I think where I should start with French sauces is the beginning, the base of 75%% of all French Sauces. That Base I am speaking of is Stock but not just any stock VEAL stock. Making stock is pretty simple and easy to do especially if your only going to be making small quantities. You would only need about 5-10# which will make roughly 2 gallons of veal stock. And about 1/2 gallon of final sauce which the stock and the sauce will both keep in the freezer well.
Start by rinsing your bones off very well, then put in a pot of cold water and bring to a boil. When it comes to a boil stir the bones all around and disrupt them slightly to let the scum and bad stuff float to the top and skim it off constantly. Drain the pot and fill it with cold water put on the burner but don't turn it on, rinse the bones again with cold water and pat dry well. Coat the bones in oil and put on a roasting rack, place in a 375 oven. Roast till dark brown but don't burn or it will make the stock bitter. After roasted drain off the oil from them and add the bones to the water and turn on the flame, bring to a boil then simmer. Meanwhile drain the oil from the roasting pan and add 1 large Onion, 1 peeled carrot, and a stalk of celery all rough chopped. Turn the flame on low at first and add a little oil, scrape the bottom of the pan.
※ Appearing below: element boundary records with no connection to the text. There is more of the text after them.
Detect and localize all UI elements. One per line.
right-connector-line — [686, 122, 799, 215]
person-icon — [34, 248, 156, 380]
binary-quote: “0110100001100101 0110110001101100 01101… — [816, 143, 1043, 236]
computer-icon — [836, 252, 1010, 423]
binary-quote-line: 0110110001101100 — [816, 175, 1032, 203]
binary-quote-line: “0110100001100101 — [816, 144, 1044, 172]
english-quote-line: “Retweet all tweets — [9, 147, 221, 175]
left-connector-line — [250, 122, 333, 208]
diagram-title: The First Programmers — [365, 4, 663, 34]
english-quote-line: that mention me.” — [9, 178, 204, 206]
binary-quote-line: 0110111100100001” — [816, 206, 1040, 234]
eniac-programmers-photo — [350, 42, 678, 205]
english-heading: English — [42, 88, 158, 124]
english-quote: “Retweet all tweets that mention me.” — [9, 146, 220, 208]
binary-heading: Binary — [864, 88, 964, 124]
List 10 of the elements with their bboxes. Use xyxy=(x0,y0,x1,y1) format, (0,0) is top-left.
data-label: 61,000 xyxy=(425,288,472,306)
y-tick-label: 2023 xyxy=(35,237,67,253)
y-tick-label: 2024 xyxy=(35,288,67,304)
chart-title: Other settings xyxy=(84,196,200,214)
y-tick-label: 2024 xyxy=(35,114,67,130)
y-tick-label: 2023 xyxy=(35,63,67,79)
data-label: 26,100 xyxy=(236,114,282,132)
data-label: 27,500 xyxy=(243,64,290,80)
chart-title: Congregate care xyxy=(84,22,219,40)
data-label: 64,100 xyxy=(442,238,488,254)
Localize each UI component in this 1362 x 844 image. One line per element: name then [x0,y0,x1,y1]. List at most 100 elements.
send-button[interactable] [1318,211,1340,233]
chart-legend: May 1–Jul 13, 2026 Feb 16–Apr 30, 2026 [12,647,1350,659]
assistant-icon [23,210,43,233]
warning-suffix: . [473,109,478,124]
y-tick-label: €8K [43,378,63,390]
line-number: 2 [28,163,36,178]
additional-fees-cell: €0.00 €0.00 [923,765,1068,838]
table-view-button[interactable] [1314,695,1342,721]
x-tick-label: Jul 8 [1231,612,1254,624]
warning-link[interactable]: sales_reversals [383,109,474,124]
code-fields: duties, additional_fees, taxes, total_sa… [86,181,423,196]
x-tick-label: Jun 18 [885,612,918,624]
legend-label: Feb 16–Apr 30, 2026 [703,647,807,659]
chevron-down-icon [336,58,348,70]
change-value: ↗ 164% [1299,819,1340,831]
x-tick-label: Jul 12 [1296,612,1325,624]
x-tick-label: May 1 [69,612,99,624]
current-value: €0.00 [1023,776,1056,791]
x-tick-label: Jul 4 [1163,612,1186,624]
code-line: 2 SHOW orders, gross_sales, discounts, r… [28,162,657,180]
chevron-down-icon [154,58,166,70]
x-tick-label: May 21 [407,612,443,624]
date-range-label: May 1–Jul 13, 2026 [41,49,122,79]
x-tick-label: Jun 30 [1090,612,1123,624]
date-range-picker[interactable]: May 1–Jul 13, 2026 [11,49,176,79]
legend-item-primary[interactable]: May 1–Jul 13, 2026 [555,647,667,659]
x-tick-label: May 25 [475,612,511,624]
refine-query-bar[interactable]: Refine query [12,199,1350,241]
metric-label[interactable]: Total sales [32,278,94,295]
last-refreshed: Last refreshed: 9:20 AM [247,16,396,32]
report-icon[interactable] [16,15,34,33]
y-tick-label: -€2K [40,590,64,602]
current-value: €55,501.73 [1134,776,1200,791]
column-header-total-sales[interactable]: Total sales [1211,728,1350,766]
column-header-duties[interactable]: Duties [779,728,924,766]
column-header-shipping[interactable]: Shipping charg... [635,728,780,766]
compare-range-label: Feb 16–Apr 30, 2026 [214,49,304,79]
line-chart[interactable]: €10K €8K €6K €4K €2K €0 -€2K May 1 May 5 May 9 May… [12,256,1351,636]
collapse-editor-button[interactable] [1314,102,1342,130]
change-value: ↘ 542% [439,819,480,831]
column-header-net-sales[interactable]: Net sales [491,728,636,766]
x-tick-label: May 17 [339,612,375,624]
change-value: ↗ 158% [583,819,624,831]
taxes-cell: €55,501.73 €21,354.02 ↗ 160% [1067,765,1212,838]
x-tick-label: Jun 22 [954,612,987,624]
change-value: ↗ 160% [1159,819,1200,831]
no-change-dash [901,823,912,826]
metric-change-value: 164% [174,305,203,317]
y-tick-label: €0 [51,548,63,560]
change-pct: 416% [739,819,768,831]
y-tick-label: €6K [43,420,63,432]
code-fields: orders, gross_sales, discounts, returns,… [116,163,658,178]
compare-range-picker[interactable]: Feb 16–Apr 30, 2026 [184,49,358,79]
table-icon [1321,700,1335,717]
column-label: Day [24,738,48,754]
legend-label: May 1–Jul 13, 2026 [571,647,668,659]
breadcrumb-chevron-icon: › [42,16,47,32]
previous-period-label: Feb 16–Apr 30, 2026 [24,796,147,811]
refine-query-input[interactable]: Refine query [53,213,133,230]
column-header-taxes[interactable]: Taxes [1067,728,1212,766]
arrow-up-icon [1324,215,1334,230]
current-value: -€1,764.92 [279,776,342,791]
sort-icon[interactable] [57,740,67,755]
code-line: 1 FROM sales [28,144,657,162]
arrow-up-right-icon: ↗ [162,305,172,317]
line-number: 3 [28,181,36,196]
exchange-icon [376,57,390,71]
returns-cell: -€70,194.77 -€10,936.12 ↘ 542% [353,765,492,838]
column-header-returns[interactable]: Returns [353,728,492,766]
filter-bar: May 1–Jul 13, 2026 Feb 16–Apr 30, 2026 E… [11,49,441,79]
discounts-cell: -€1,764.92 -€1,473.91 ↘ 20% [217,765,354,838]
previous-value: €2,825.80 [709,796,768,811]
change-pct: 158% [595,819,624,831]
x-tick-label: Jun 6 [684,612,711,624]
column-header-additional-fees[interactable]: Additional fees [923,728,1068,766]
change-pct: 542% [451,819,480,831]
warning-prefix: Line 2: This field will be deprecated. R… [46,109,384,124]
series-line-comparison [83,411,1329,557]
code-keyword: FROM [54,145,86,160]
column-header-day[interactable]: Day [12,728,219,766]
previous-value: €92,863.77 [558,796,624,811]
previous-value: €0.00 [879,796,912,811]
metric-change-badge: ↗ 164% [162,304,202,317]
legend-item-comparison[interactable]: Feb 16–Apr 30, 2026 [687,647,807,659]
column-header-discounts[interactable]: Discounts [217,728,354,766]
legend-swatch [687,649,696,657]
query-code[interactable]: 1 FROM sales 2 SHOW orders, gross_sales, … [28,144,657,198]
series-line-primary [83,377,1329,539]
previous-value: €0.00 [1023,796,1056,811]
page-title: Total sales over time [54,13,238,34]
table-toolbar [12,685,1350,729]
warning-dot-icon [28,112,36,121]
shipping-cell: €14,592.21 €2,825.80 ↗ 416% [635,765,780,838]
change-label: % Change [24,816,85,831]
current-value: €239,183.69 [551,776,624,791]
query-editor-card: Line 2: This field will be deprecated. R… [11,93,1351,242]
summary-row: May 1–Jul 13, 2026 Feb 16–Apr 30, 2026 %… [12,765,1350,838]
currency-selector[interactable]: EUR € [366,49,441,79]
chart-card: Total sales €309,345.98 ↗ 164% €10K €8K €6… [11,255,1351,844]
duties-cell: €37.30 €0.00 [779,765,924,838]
This method is called De-glazing and although I'm sure you have heard of it with just liquids using vegetables creates a natural juice from them that deglazes the pan of the fond(goody brown bits on the bottom of the pan that makes gravy). Cook the vegetables until golden brown and then add 3 tablespoons of tomato paste. Continue cooking mixing the tomato paste in and cook for an additional 5-10 minutes stirring constantly do not let burn. Add water to the pan, just enough to make sure its not going to burn,and add everything to the pot with the bones. Simmer this for 16-20 hours(A crock pot is perfect for this).
Now you have your beautiful strained Veal stock, take half of it and hold aside. Other half reduce by half in a clean pot. Combine 1 cup butter and 1 cup flour in a pot and cook on medium stirring until often until the mixture becomes the color of peanut butter(dark brown but not black). Add a small amount of the veal stock held aside and stir together with the flour-butter mixture(Roux). Add the rest of the held aside veal stock. Add 2 # roasted bones and the same vegetables as before but raw. Add sprigs of thyme and parsley and 10 cloves of garlic. Reduce this by half. You have now made Espagnole sauce 1 of the 5 mother sauces in classic French Sauce making. Combine the strained Espagnole sauce and the reduced Veal stock you now have Demi-Glace. All the hard work will be worth it in the end!
With Demi-Glace you can make 100's of sauces such as-
Blueberry Demi, Sour-Cherry demi, Red Wine Sauce, Sauce Charcuterie, Fines Herbes Sauce, and the list goes on and on. Also with a little more reduction some salt, some chopped thyme and finished with a heaping spoonful of butter stirred into the sauce.